Не по возрасту слабый и болезненный, Андрей Александрович по-молодому влюбленый в жизнь оптимист: он остроумно шутит над собой, как и раньше любит друзей и людей, всегда гостеприимный хозяин, желанный и пунктуальный гость.

Однажды я пригласил его к себе на Октябрьские праздники.

- Если осилю, приду обязательно, - пообещал он.

Началась осенняя слякоть, с туманами, холодными моросящими дождичками – особенно тяжёлая пора для людей с больными лёгкими. Как на грех, в нашем доме отказал лифт, и я очень тревожился, как Андрей Иванович взберётся на мой шестой этаж. Несколько раз выходил встретить, помочь и не укараулил.

Дзынькнул звонок и я увидел на пороге своего запыхавшегося гостя.

- Теперь могу быть космонавтом, - пошутил Андрей Иванович. – Дай, брате, чуть отдышаться.

Весь вечер он был весёлым и остроумным, шутил и смеялся, рассказывал смешные истории из своих давних и суровых странствий.

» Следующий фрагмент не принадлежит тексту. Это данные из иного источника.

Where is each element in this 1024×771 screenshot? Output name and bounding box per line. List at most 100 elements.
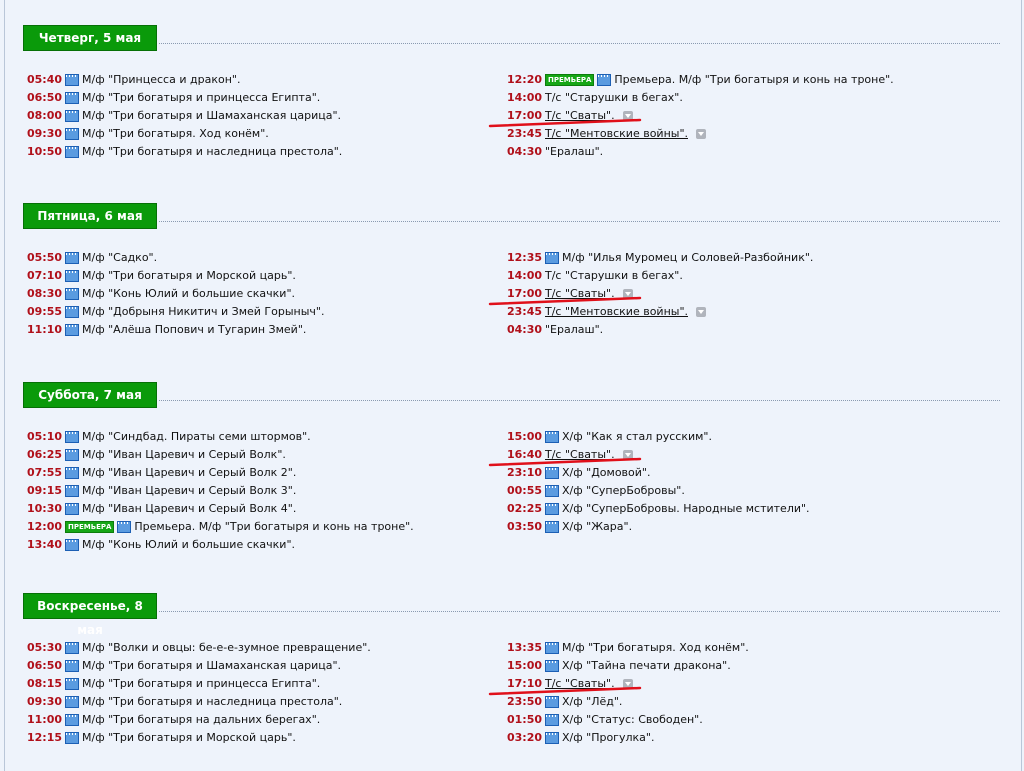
listing-time: 15:00 <box>507 659 543 672</box>
film-icon <box>117 521 132 533</box>
column-left: 05:50 М/ф "Садко". 07:10 М/ф "Три богатыря … <box>27 249 324 339</box>
dropdown-icon[interactable] <box>696 129 706 139</box>
day-title: Воскресенье, 8 мая <box>23 593 157 637</box>
listing-item: 16:40 Т/с "Сваты". <box>507 446 810 464</box>
film-icon <box>65 74 79 86</box>
film-icon <box>545 252 559 264</box>
listing-time: 07:55 <box>27 466 63 479</box>
column-right: 12:35 М/ф "Илья Муромец и Соловей-Разбойн… <box>507 249 813 339</box>
listing-time: 23:50 <box>507 695 543 708</box>
day-title: Пятница, 6 мая <box>23 203 157 229</box>
listing-item: 05:50 М/ф "Садко". <box>27 249 324 267</box>
listing-title-link[interactable]: Т/с "Сваты". <box>545 677 615 690</box>
listing-title: Х/ф "Жара". <box>562 520 633 533</box>
listing-title: М/ф "Добрыня Никитич и Змей Горыныч". <box>82 305 325 318</box>
listing-time: 01:50 <box>507 713 543 726</box>
dropdown-icon[interactable] <box>622 289 633 299</box>
listing-item: 05:30 М/ф "Волки и овцы: бе-е-е-зумное пр… <box>27 639 371 657</box>
listing-title: Т/с "Старушки в бегах". <box>545 269 683 282</box>
dropdown-icon[interactable] <box>622 450 633 460</box>
listing-time: 06:25 <box>27 448 63 461</box>
listing-item: 05:10 М/ф "Синдбад. Пираты семи штормов". <box>27 428 414 446</box>
listing-item: 15:00 Х/ф "Тайна печати дракона". <box>507 657 749 675</box>
listing-title-link[interactable]: Т/с "Сваты". <box>545 448 615 461</box>
listing-item: 06:25 М/ф "Иван Царевич и Серый Волк". <box>27 446 414 464</box>
listing-title: Х/ф "СуперБобровы. Народные мстители". <box>562 502 810 515</box>
film-icon <box>545 642 559 654</box>
listing-item: 09:30 М/ф "Три богатыря. Ход конём". <box>27 125 342 143</box>
listing-title: М/ф "Волки и овцы: бе-е-е-зумное превращ… <box>82 641 371 654</box>
listing-title: М/ф "Принцесса и дракон". <box>82 73 241 86</box>
listing-item: 10:30 М/ф "Иван Царевич и Серый Волк 4". <box>27 500 414 518</box>
film-icon <box>545 660 559 672</box>
listing-item: 15:00 Х/ф "Как я стал русским". <box>507 428 810 446</box>
listing-title: М/ф "Иван Царевич и Серый Волк 3". <box>82 484 297 497</box>
listing-title: Х/ф "Как я стал русским". <box>562 430 712 443</box>
day-header: Пятница, 6 мая <box>23 203 1000 229</box>
column-left: 05:40 М/ф "Принцесса и дракон". 06:50 М/ф "… <box>27 71 342 161</box>
listing-title: Х/ф "Тайна печати дракона". <box>562 659 731 672</box>
film-icon <box>65 92 79 104</box>
listing-item: 12:35 М/ф "Илья Муромец и Соловей-Разбойн… <box>507 249 813 267</box>
listing-title: М/ф "Три богатыря и Морской царь". <box>82 731 296 744</box>
listing-time: 07:10 <box>27 269 63 282</box>
listing-title: М/ф "Три богатыря и наследница престола"… <box>82 695 343 708</box>
listing-time: 09:30 <box>27 695 63 708</box>
day-section: Четверг, 5 мая 05:40 М/ф "Принцесса и драк… <box>23 25 1000 158</box>
listing-time: 17:00 <box>507 109 543 122</box>
film-icon <box>545 431 559 443</box>
listing-title: М/ф "Три богатыря и наследница престола"… <box>82 145 343 158</box>
listing-time: 06:50 <box>27 659 63 672</box>
film-icon <box>65 110 79 122</box>
film-icon <box>545 485 559 497</box>
listing-item: 01:50 Х/ф "Статус: Свободен". <box>507 711 749 729</box>
listing-time: 04:30 <box>507 323 543 336</box>
listing-title-link[interactable]: Т/с "Ментовские войны". <box>545 305 688 318</box>
film-icon <box>65 696 79 708</box>
film-icon <box>65 324 79 336</box>
listing-item: 08:00 М/ф "Три богатыря и Шамаханская цар… <box>27 107 342 125</box>
film-icon <box>545 503 559 515</box>
dropdown-icon[interactable] <box>622 679 633 689</box>
listing-item: 08:15 М/ф "Три богатыря и принцесса Египт… <box>27 675 371 693</box>
listing-time: 04:30 <box>507 145 543 158</box>
dotted-divider <box>159 610 1000 612</box>
film-icon <box>545 467 559 479</box>
listing-item: 00:55 Х/ф "СуперБобровы". <box>507 482 810 500</box>
dropdown-icon[interactable] <box>696 307 706 317</box>
listing-item: 09:15 М/ф "Иван Царевич и Серый Волк 3". <box>27 482 414 500</box>
listing-title: Х/ф "Статус: Свободен". <box>562 713 703 726</box>
listing-time: 12:15 <box>27 731 63 744</box>
listing-time: 13:35 <box>507 641 543 654</box>
dropdown-icon[interactable] <box>622 111 633 121</box>
film-icon <box>65 146 79 158</box>
listing-time: 09:15 <box>27 484 63 497</box>
film-icon <box>65 449 79 461</box>
listing-item: 23:10 Х/ф "Домовой". <box>507 464 810 482</box>
film-icon <box>65 714 79 726</box>
film-icon <box>65 288 79 300</box>
column-right: 13:35 М/ф "Три богатыря. Ход конём". 15:00… <box>507 639 749 747</box>
film-icon <box>65 467 79 479</box>
listing-time: 05:30 <box>27 641 63 654</box>
listing-time: 03:20 <box>507 731 543 744</box>
column-left: 05:10 М/ф "Синдбад. Пираты семи штормов".… <box>27 428 414 554</box>
dotted-divider <box>159 42 1000 44</box>
listing-title-link[interactable]: Т/с "Сваты". <box>545 287 615 300</box>
listing-item: 12:20 ПРЕМЬЕРА Премьера. М/ф "Три богатыря… <box>507 71 894 89</box>
listing-title: М/ф "Три богатыря и принцесса Египта". <box>82 91 321 104</box>
listing-item: 02:25 Х/ф "СуперБобровы. Народные мстител… <box>507 500 810 518</box>
film-icon <box>65 539 79 551</box>
listing-time: 23:45 <box>507 305 543 318</box>
listing-title: Х/ф "Домовой". <box>562 466 651 479</box>
listing-title-link[interactable]: Т/с "Ментовские войны". <box>545 127 688 140</box>
film-icon <box>65 732 79 744</box>
dotted-divider <box>159 399 1000 401</box>
film-icon <box>65 485 79 497</box>
listing-item: 14:00 Т/с "Старушки в бегах". <box>507 267 813 285</box>
listing-item: 07:55 М/ф "Иван Царевич и Серый Волк 2". <box>27 464 414 482</box>
listing-time: 10:30 <box>27 502 63 515</box>
column-left: 05:30 М/ф "Волки и овцы: бе-е-е-зумное пр… <box>27 639 371 747</box>
listing-title-link[interactable]: Т/с "Сваты". <box>545 109 615 122</box>
day-header: Четверг, 5 мая <box>23 25 1000 51</box>
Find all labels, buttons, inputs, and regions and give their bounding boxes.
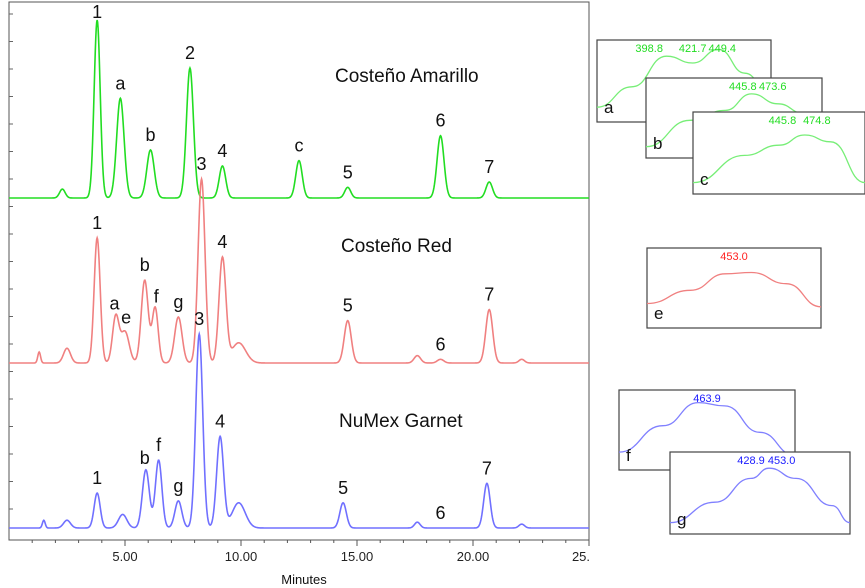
inset-label: g — [677, 510, 686, 529]
inset-wavelength: 421.7 — [679, 43, 707, 55]
peak-label: 3 — [197, 154, 207, 174]
peak-label: 3 — [194, 309, 204, 329]
inset-wavelength: 445.8 — [769, 115, 797, 127]
x-tick-label: 15.00 — [341, 549, 374, 564]
inset-wavelength: 428.9 — [737, 455, 765, 467]
inset-wavelength: 463.9 — [693, 393, 721, 405]
peak-label: 4 — [215, 411, 225, 431]
peak-label: 2 — [185, 43, 195, 63]
inset-e: 453.0 e — [646, 247, 822, 329]
peak-label: 4 — [217, 232, 227, 252]
peak-label: 5 — [343, 162, 353, 182]
peak-label: f — [156, 435, 162, 455]
inset-frame — [669, 451, 851, 535]
inset-wavelength: 453.0 — [768, 455, 796, 467]
inset-wavelength: 398.8 — [635, 43, 663, 55]
inset-spectrum-curve — [618, 401, 796, 457]
peak-label: a — [115, 73, 126, 93]
inset-wavelength: 445.8 — [729, 81, 757, 93]
x-tick-label: 5.00 — [112, 549, 137, 564]
peak-label: f — [154, 286, 160, 306]
peak-label: 7 — [484, 157, 494, 177]
peak-label: 7 — [484, 285, 494, 305]
peak-label: 6 — [436, 334, 446, 354]
inset-wavelength: 474.8 — [803, 115, 831, 127]
inset-spectrum-curve — [692, 134, 865, 184]
series-name-red: Costeño Red — [341, 236, 452, 257]
peak-label: b — [140, 255, 150, 275]
inset-g: 428.9 453.0 g — [669, 451, 851, 535]
peak-label: g — [173, 476, 183, 496]
inset-spectrum-curve — [646, 271, 822, 308]
peak-label: e — [121, 308, 131, 328]
series-name-amarillo: Costeño Amarillo — [335, 66, 479, 87]
peak-label: 5 — [343, 296, 353, 316]
peak-label: 1 — [92, 213, 102, 233]
inset-c: 445.8 474.8 c — [692, 111, 865, 195]
inset-wavelength: 473.6 — [759, 81, 787, 93]
inset-label: e — [654, 304, 663, 323]
inset-spectrum-curve — [596, 48, 772, 108]
series-name-garnet: NuMex Garnet — [339, 411, 463, 432]
inset-label: b — [653, 134, 662, 153]
inset-wavelength: 453.0 — [720, 251, 748, 263]
inset-label: c — [700, 170, 709, 189]
chromatogram-traces — [9, 19, 589, 529]
peak-label: 6 — [436, 111, 446, 131]
y-axis-ticks — [9, 13, 13, 510]
inset-frame — [692, 111, 865, 195]
inset-label: a — [604, 98, 614, 117]
trace-2 — [9, 330, 589, 529]
x-tick-label: 25. — [572, 549, 590, 564]
plot-frame — [8, 1, 590, 541]
peak-label: 6 — [436, 503, 446, 523]
x-axis: 5.00 10.00 15.00 20.00 25. — [31, 540, 590, 564]
inset-wavelength: 449.4 — [709, 43, 737, 55]
x-tick-label: 20.00 — [457, 549, 490, 564]
x-tick-label: 10.00 — [225, 549, 258, 564]
peak-label: 4 — [217, 141, 227, 161]
trace-1 — [9, 176, 589, 364]
peak-label: b — [146, 125, 156, 145]
peak-label: a — [110, 293, 121, 313]
peak-label: g — [173, 292, 183, 312]
peak-label: 7 — [482, 458, 492, 478]
inset-label: f — [626, 446, 631, 465]
peak-label: 5 — [338, 478, 348, 498]
peak-label: 1 — [92, 468, 102, 488]
peak-label: 1 — [92, 2, 102, 22]
peak-label: b — [140, 448, 150, 468]
inset-spectrum-curve — [669, 467, 851, 524]
x-axis-label: Minutes — [281, 572, 327, 587]
peak-label: c — [295, 136, 304, 156]
inset-frame — [646, 247, 822, 329]
trace-0 — [9, 19, 589, 199]
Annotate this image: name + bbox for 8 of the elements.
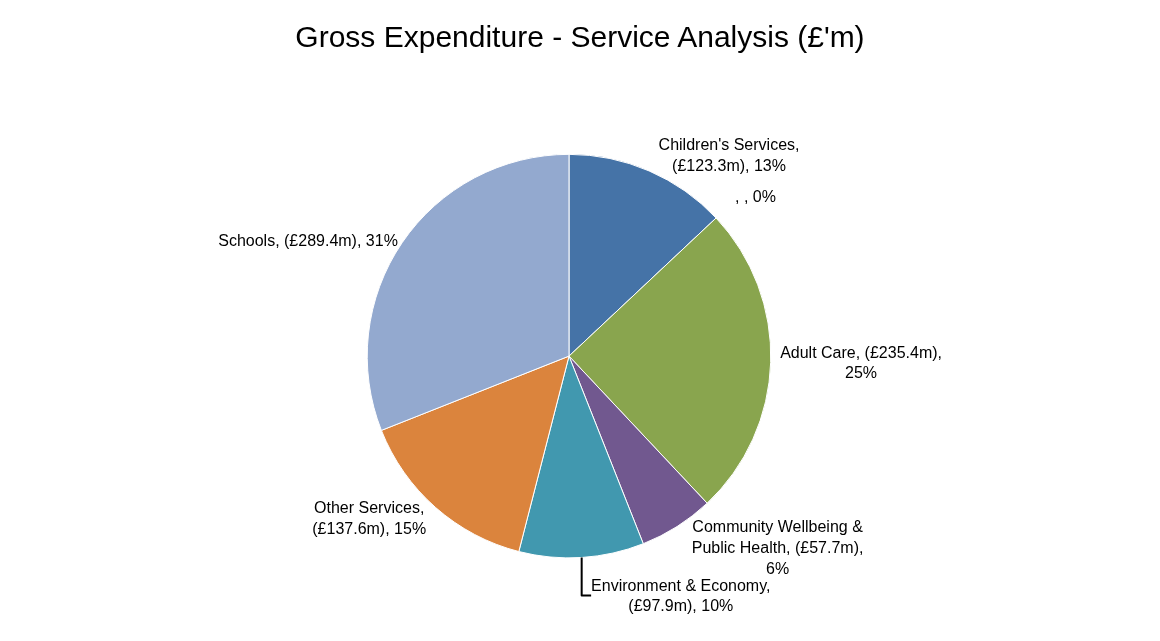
slice-label: Environment & Economy, (£97.9m), 10% — [591, 576, 771, 615]
slice-label: Adult Care, (£235.4m), 25% — [780, 343, 942, 382]
slice-label: Schools, (£289.4m), 31% — [218, 231, 398, 249]
chart-title: Gross Expenditure - Service Analysis (£'m) — [295, 19, 865, 53]
slice-label: Community Wellbeing & Public Health, (£57.7m), 6% — [691, 518, 864, 577]
slice-label: Children's Services, (£123.3m), 13% — [658, 136, 800, 174]
slice-label: Other Services, (£137.6m), 15% — [312, 499, 427, 538]
text: , , 0% — [735, 188, 776, 205]
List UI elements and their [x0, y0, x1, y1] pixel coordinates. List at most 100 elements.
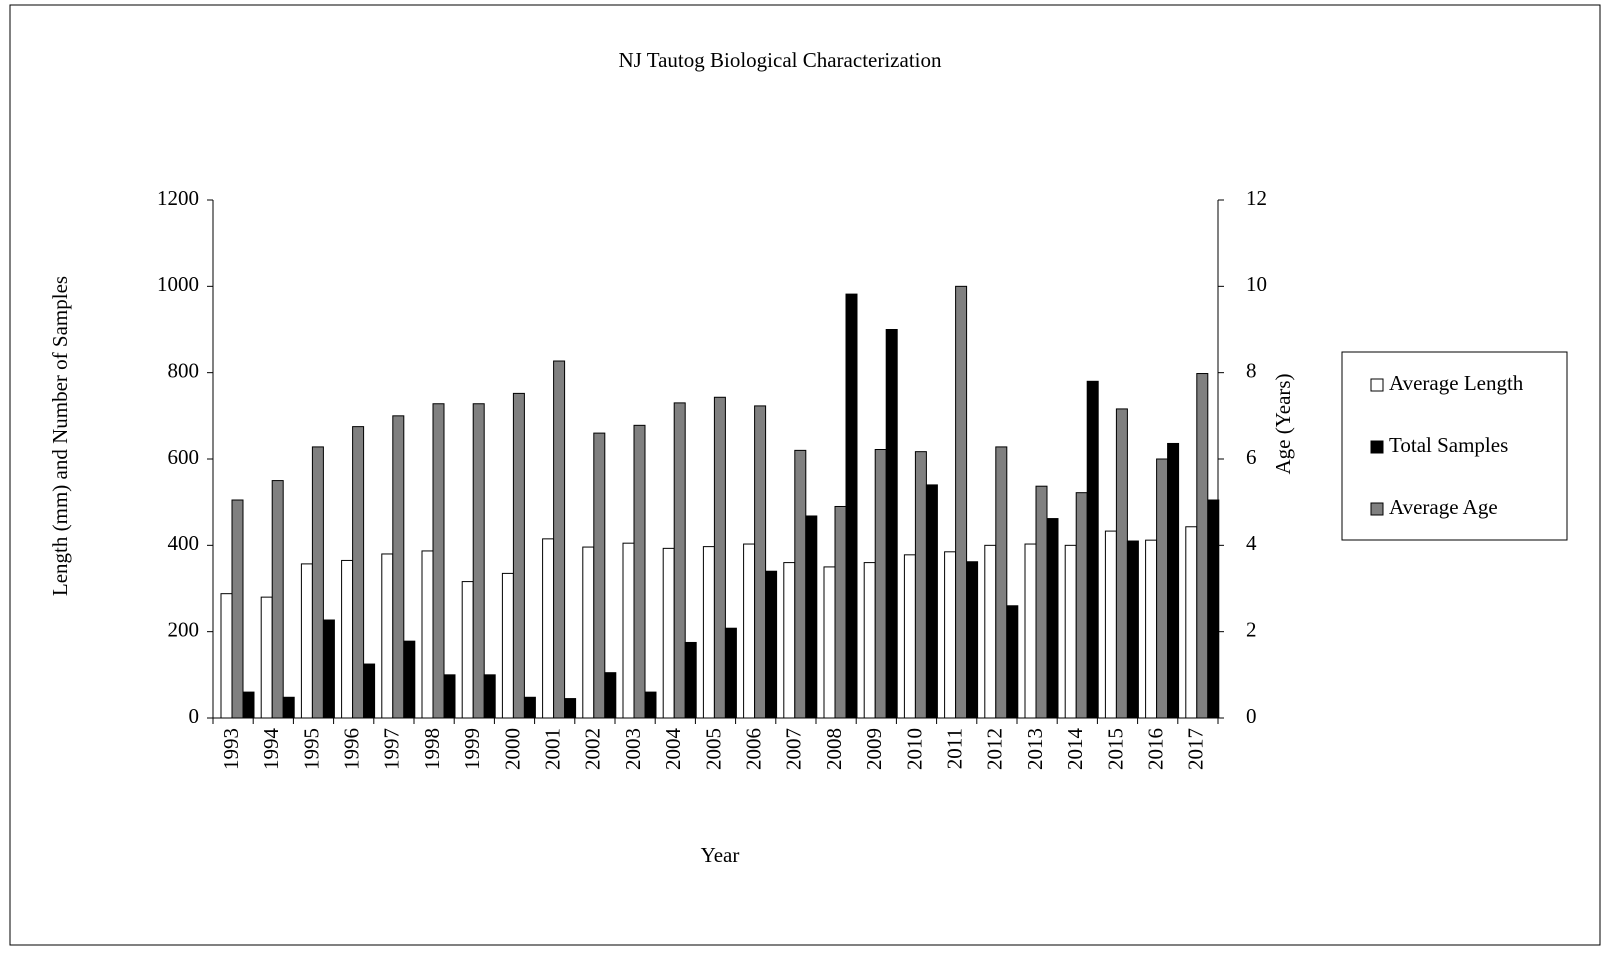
x-tick-label: 2000: [500, 728, 524, 770]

Даже не намекнул ни разу на свою тяжёлую болезнь, не ссылался на диету и запреты врачей. С ним было интересно и легко. Раза два за вечер он заходил в комнату с книжными полками, снимал самые интересные издания и говорил о ніх так, будто только что прочёл. Стихи многих белорусских и русских поэтов Андрей Іванович знал наизусть и читал их в своеобразной «александровичевской» напевной манере.